According to blockchain analytics firm Elliptic, the US Treasury Department’s proposed rules requiring users to comply with KYC requirements whenever they try to send their crypto to a private wallet may be ineffective.
In its response to the rule, Elliptic said the rules could “negatively affect” the effectiveness of existing Anti-Money Laundering and Anti-Terrorist Financing (AML / CFT) regulations.
Earlier this month, the Department of Treasury issued a proposed rule-making notice that states that users of central cryptocurrency exchanges who wish to move assets to their own private wallet or to another must provide detailed personal information for transactions greater than $ 3,000. Exchanges will be required to report individual or groups of transactions totaling more than $ 10,000.

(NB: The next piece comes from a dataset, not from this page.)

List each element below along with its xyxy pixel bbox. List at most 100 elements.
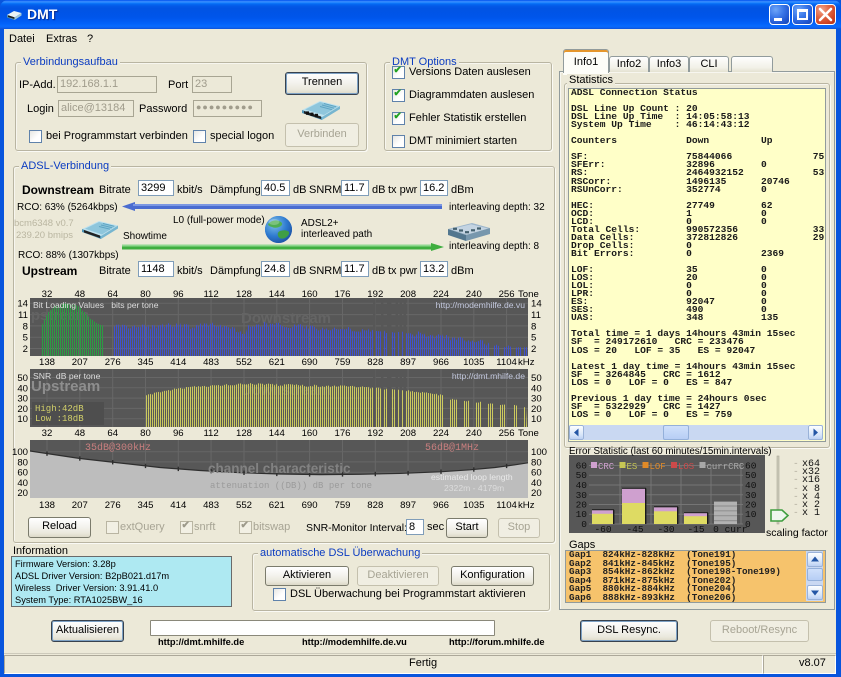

According to the Financial Crimes Enforcement Network (FinCEN) announcement, the community is asked to provide comments or feedback on the rules until January 4, 2021.
What does Elliptic think?
In its response to the rule, Elliptic said the rules exaggerate the risks proposed by non-hosted wallets, as transactions involving cryptocurrencies can already be tracked by analyzing the respective blockchain ledger.
This type of analysis is already used by law enforcement to track criminal activity and therefore, according to Elliptic, the new rules will increase the cost of documentation for information that can only be accessed using existing tools.
The proposed guidelines were met with coherent feedback even before they were released. Regulators said the rules could have widespread repercussions, including the problems that decentralized finance (DeFi) projects may face.
Data cited in Elliptic’s response indicate that less than 10% of illegally sourced funds remain in non-hosted wallets, and the vast majority of them are “asleep”.
Elliptic noted that information about such funds is shared with FinCEN using suspicious activity reports (SAR), as the fraudulent actors depend entirely on their ability to cash out and convert them into fiat money, so the new rules only add more documentation.
In his reply, Elliptic stated that the 15-day comment period of the Treasury on this rule was “unfairly short” and asked the ministry to extend the period to 90 days.
Arguing that the proposed requirements are disproportionate to physical cash, Elliptic said the rules would impose an “unjustified tax” on financial innovations. The firm also argued in its recommendations to FinCEN that the proposed counterparty record keeping requirements should also be removed.